Mobile management is evolving, says Staunton of B-Connected

Glenn Staunton, B-Connected

9 March 2015

We take mobility for granted. Most adults have a smart phone and a high proportion of workers also a tablet or laptop. Depending on the task in hand, and the screen size, many use two or even three devices daily. But no organisation can afford to take this mobility for granted. They are faced with important issues in managing the whole process. Anywhere, anytime working offers huge advantages to users and the business. But to be effective, the mobile devices have to connect back in some way to the corporate systems. That is where the risks begin.


Security is the principal concern and there are certainly real risks. But there are also issues to do with what access or functionality the enterprise wants to give all of its mobile devices users or specific individuals and their roles. Essentially, we are talking about control. That is why the whole field has moved on, both in our understanding and experience and in the technology that gives the organisation the levels of control that it requires. It is epitomised by the term we now use — Enterprise Mobility Management [EMM] — as opposed to Mobile Device Management [MDM] which is most certainly still there but really only a part of the overall solution. EMM is about enabling rather than constraining.

The sheer pace of adoption of mobile technology in business has been very rapid precisely because it is enormously valuable. So MDM as a market category of products and services is just about five or six years old in the form we recognise today, with smart software like AirWatch by VMware, for example. B-Connected and a few other specialists have been in this field since the early days of Blackberry.

Many organisations today are finally recognising that their mobile devices are effectively network endpoints and need coherent management. That starts with what the enterprise wants to achieve, its concerns and what it wants to enable its mobile users to do. That last question is the key one and the tricky one. Because it is quite likely that the enterprise wants to give its users a wide range of functionality, but selectively. Some activities are universal, some are restricted to particular classes of employees or to particular staff only.

“The term we now use is Enterprise Mobility Management, as opposed to Mobile Device Management which is most certainly still there but really only a part of the overall solution. EMM is about enabling rather than constraining”

So ‘mobile’ is no longer a good enough specification because any user base will have a range of possible applications and permissions. There are management implications for email, applications and apps, content management, data access permissions and synchronisation of data.

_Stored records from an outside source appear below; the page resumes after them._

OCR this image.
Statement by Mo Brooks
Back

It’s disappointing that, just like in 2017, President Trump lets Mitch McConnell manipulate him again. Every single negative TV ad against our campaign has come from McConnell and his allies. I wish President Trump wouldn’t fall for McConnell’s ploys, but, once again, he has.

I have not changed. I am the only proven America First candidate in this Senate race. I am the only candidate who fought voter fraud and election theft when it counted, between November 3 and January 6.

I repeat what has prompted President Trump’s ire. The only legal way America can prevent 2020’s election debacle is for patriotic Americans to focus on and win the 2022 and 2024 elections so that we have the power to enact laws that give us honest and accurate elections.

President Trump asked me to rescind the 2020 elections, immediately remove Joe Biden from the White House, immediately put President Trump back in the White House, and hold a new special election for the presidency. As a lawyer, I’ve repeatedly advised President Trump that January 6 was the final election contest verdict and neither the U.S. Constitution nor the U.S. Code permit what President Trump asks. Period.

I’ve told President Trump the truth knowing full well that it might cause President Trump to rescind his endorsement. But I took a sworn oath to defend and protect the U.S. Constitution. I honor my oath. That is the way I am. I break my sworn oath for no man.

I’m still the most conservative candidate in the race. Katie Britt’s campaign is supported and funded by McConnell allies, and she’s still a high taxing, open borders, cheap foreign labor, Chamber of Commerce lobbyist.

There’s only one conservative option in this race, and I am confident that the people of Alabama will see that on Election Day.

In a larger organisation, almost every activity will have some users who should be mobile-enabled. That certainly means that no one device or type of device will suit everyone. So whether you are dealing with employer-supplied devices or BYOD, simple uniformity is not going to be a feasible technical answer.

Security pervades everything, but in general the way EMM manages the range of requirements is by controlling the corporate functionality that the device or the user can access. That is fully controllable where a class of user is issued with a pre-configured company device. Commonly this will be for clearly defined repetitive tasks, say in van delivery or equipment servicing.

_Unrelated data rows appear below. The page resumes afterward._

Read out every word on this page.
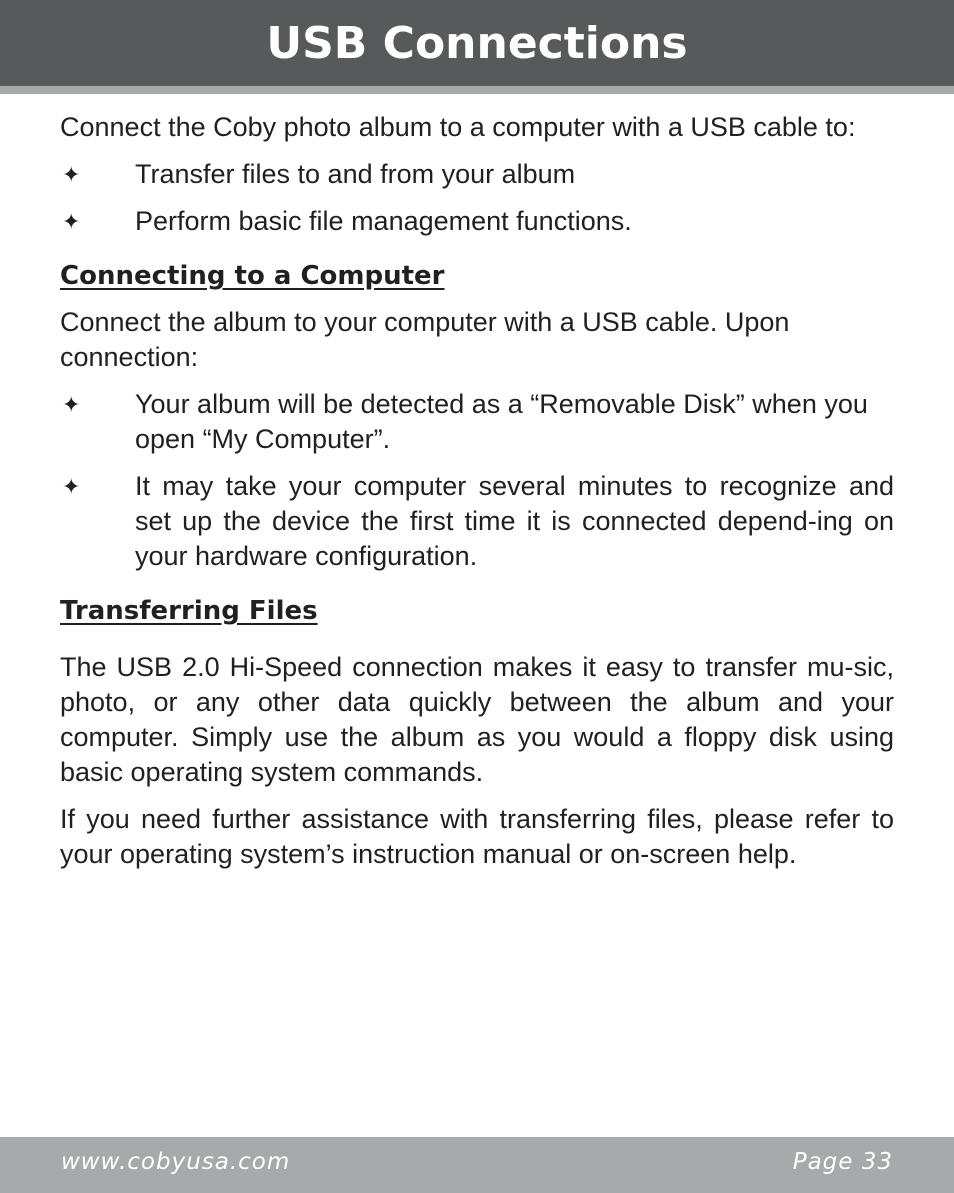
USB Connections

Connect the Coby photo album to a computer with a USB cable to:

✦	Transfer files to and from your album
✦	Perform basic file management functions.
Connecting to a Computer

Connect the album to your computer with a USB cable. Upon connection:

✦	Your album will be detected as a “Removable Disk” when you open “My Computer”.
✦	It may take your computer several minutes to recognize and set up the device the first time it is connected depend-ing on your hardware configuration.
Transferring Files

The USB 2.0 Hi-Speed connection makes it easy to transfer mu-sic, photo, or any other data quickly between the album and your computer. Simply use the album as you would a floppy disk using basic operating system commands.

If you need further assistance with transferring files, please refer to your operating system’s instruction manual or on-screen help.

www.cobyusa.com	Page 33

On the other hand, in field sales other considerations come into the picture — literally! Displaying products or information may be a part of the job, for example, suggesting a tablet solution. Our job as experts is to help the client align the various devices and their capabilities with the security policies and technologies as well as the business rules of the organisation. It is about enterprise integration of all ICT for maximum business enablement of mobile.

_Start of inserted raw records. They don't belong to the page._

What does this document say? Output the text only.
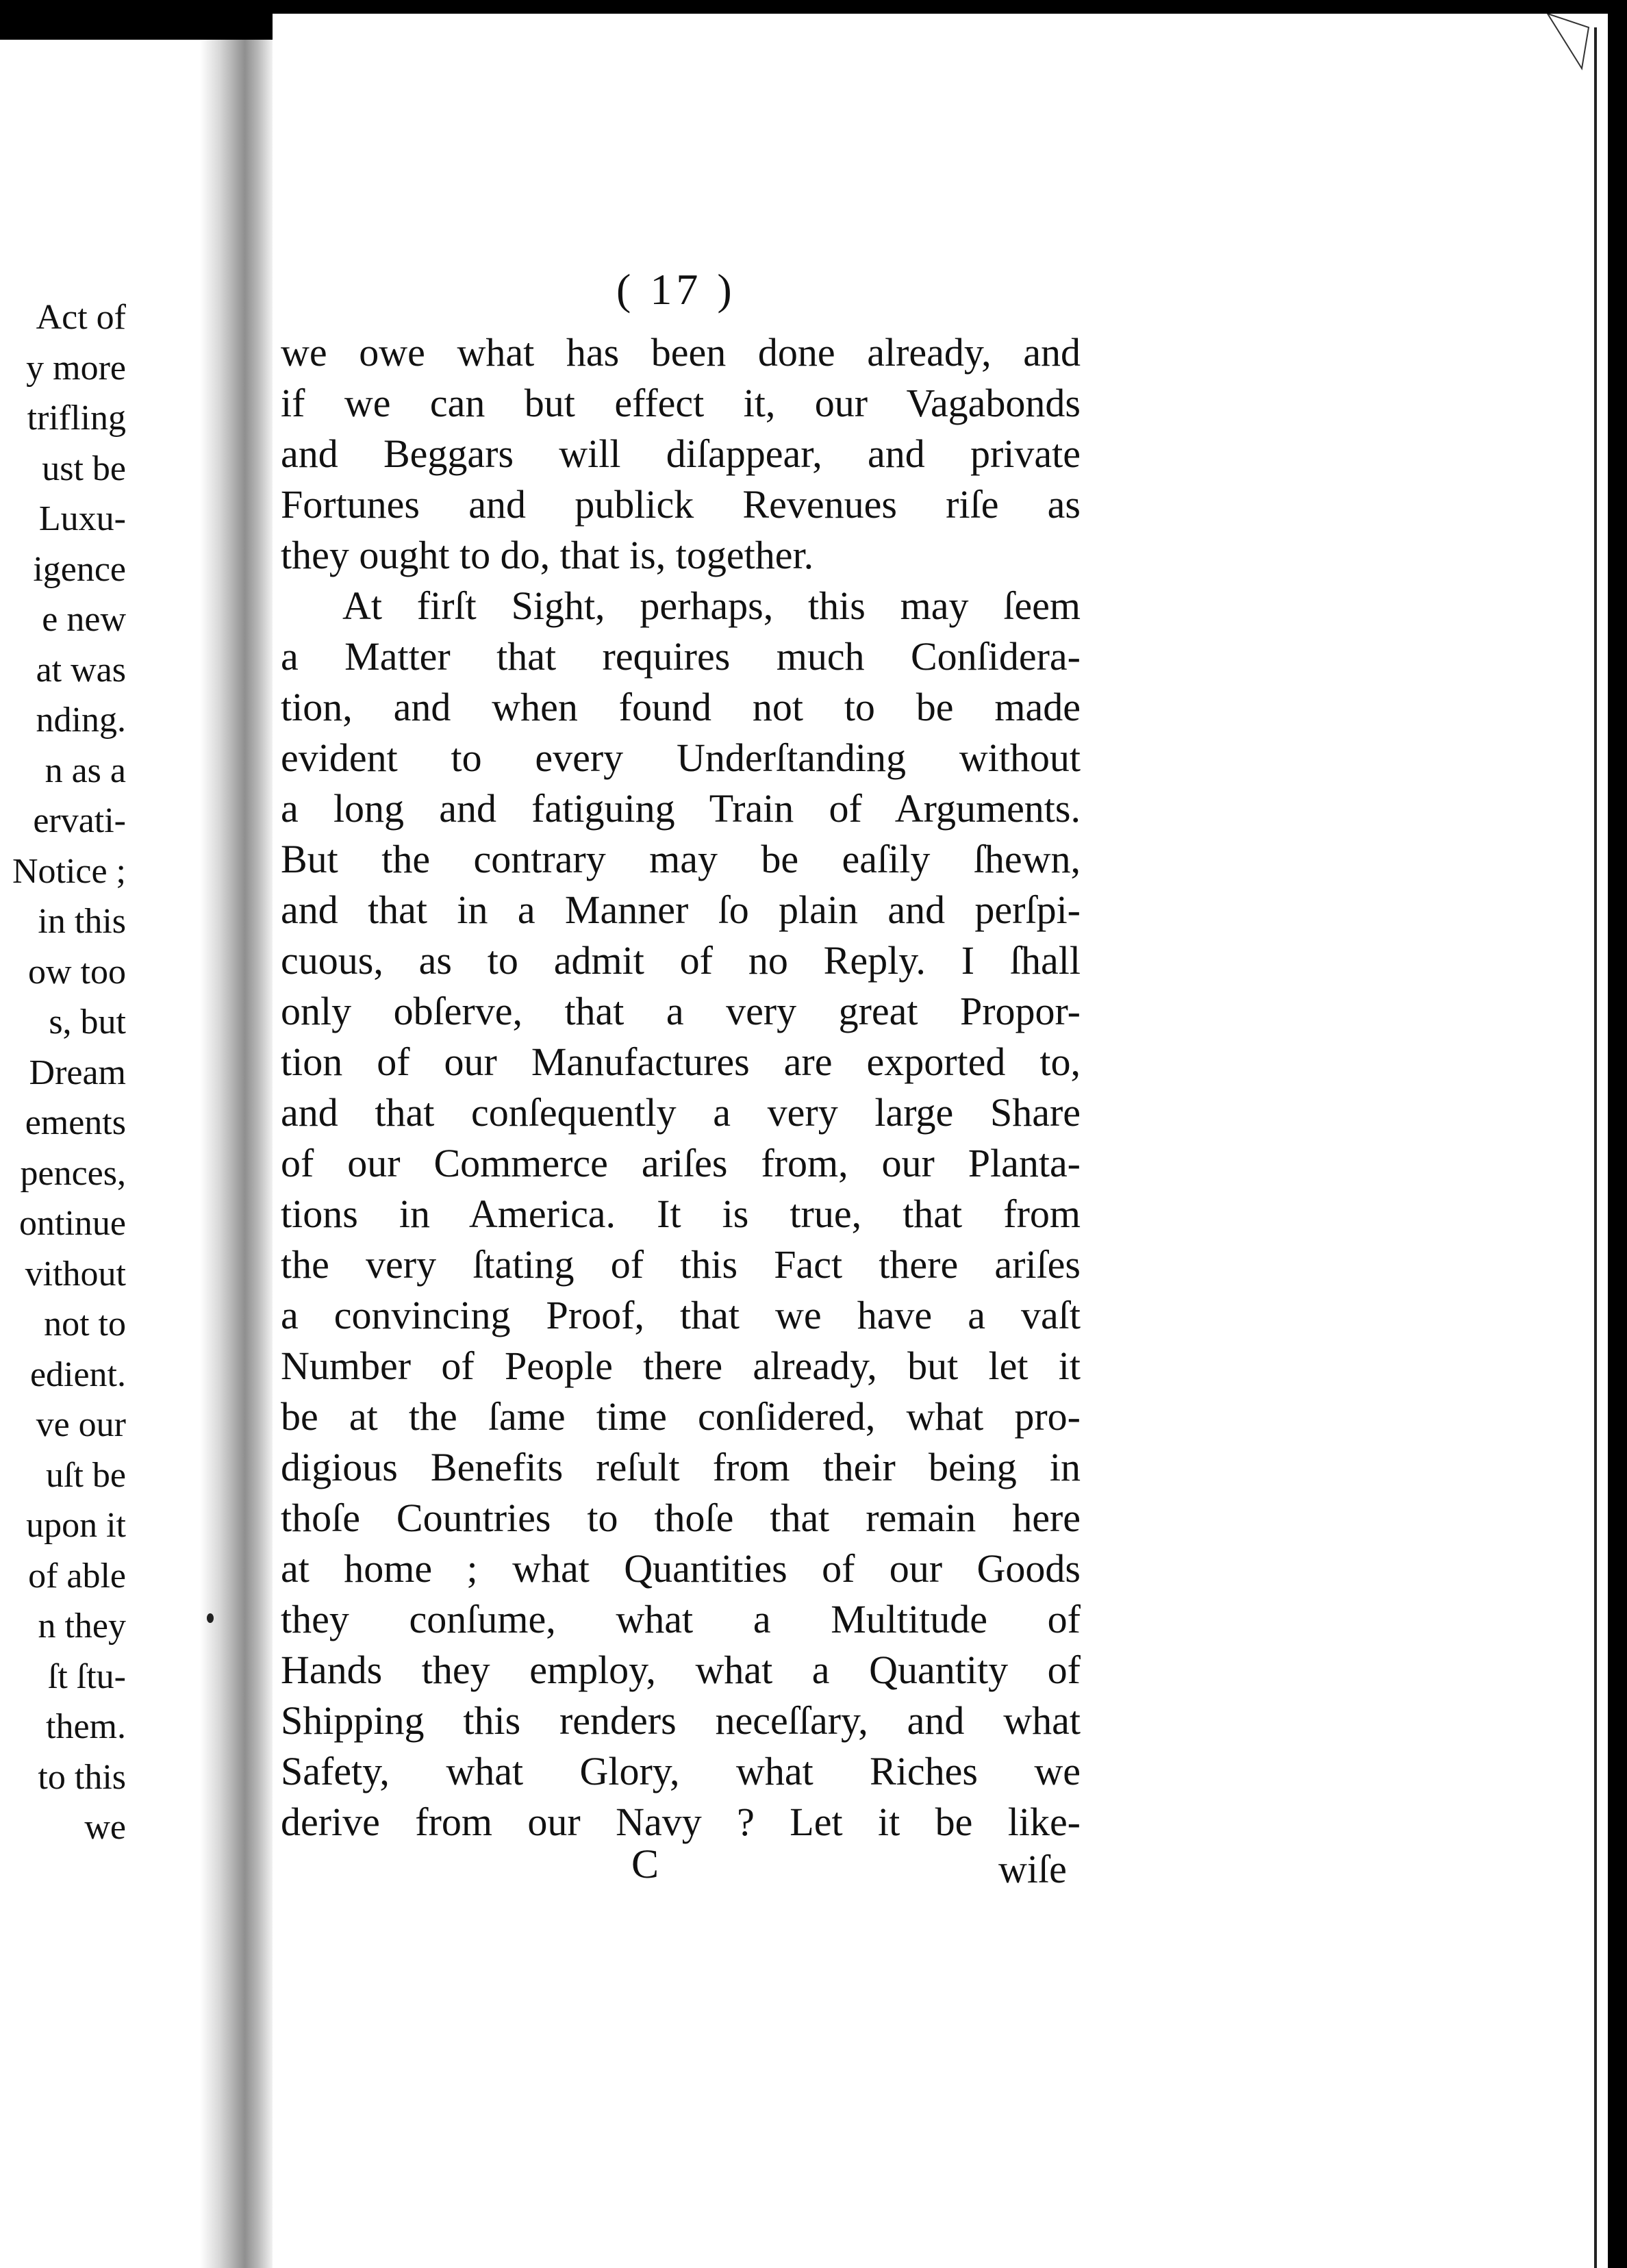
Act of
y more
trifling
ust be
Luxu-
igence
e new
at was
nding.
n as a
ervati-
Notice ;
in this
ow too
s, but
Dream
ements
pences,
ontinue
vithout
not to
edient.
ve our
uſt be
upon it
of able
n they
ſt ſtu-
them.
to this
we
( 17 )
we owe what has been done already, and
if we can but effect it, our Vagabonds
and Beggars will diſappear, and private
Fortunes and publick Revenues riſe as
they ought to do, that is, together.
At firſt Sight, perhaps, this may ſeem
a Matter that requires much Conſidera-
tion, and when found not to be made
evident to every Underſtanding without
a long and fatiguing Train of Arguments.
But the contrary may be eaſily ſhewn,
and that in a Manner ſo plain and perſpi-
cuous, as to admit of no Reply. I ſhall
only obſerve, that a very great Propor-
tion of our Manufactures are exported to,
and that conſequently a very large Share
of our Commerce ariſes from, our Planta-
tions in America. It is true, that from
the very ſtating of this Fact there ariſes
a convincing Proof, that we have a vaſt
Number of People there already, but let it
be at the ſame time conſidered, what pro-
digious Benefits reſult from their being in
thoſe Countries to thoſe that remain here
at home ; what Quantities of our Goods
they conſume, what a Multitude of
Hands they employ, what a Quantity of
Shipping this renders neceſſary, and what
Safety, what Glory, what Riches we
derive from our Navy ? Let it be like-
C	wiſe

One major line of approach is that you take all of the traffic in by VPN or APN from the devices and then subject it to the systems you have in place in-house for access permission, filtering, anti-malware, traffic analysis or whatever. AirWatch by VMware is effective and comprehensive in this area and it opens up the widest range of device choice for employees or the organisation.

Another growing approach is containerisation, segregating the corporate functionality and any data on the device from everything else. The user has a separate, encrypted business section of the device. There are several successful technologies in this area — Samsung even offers it natively on the device with its separate Knox workspace that will also form part of the upcoming Android 5.0 release. It can also be done with virtualisation and even virtual desktop solutions.

Mobile ICT is already established as one of the most significant developments across society, much less technology. The inexorable trend is towards everything, everywhere, all the time. Enabling that securely from organisation to employee user is the daily challenge for business that we have made our business.


Glenn Staunton is director of B-Connected.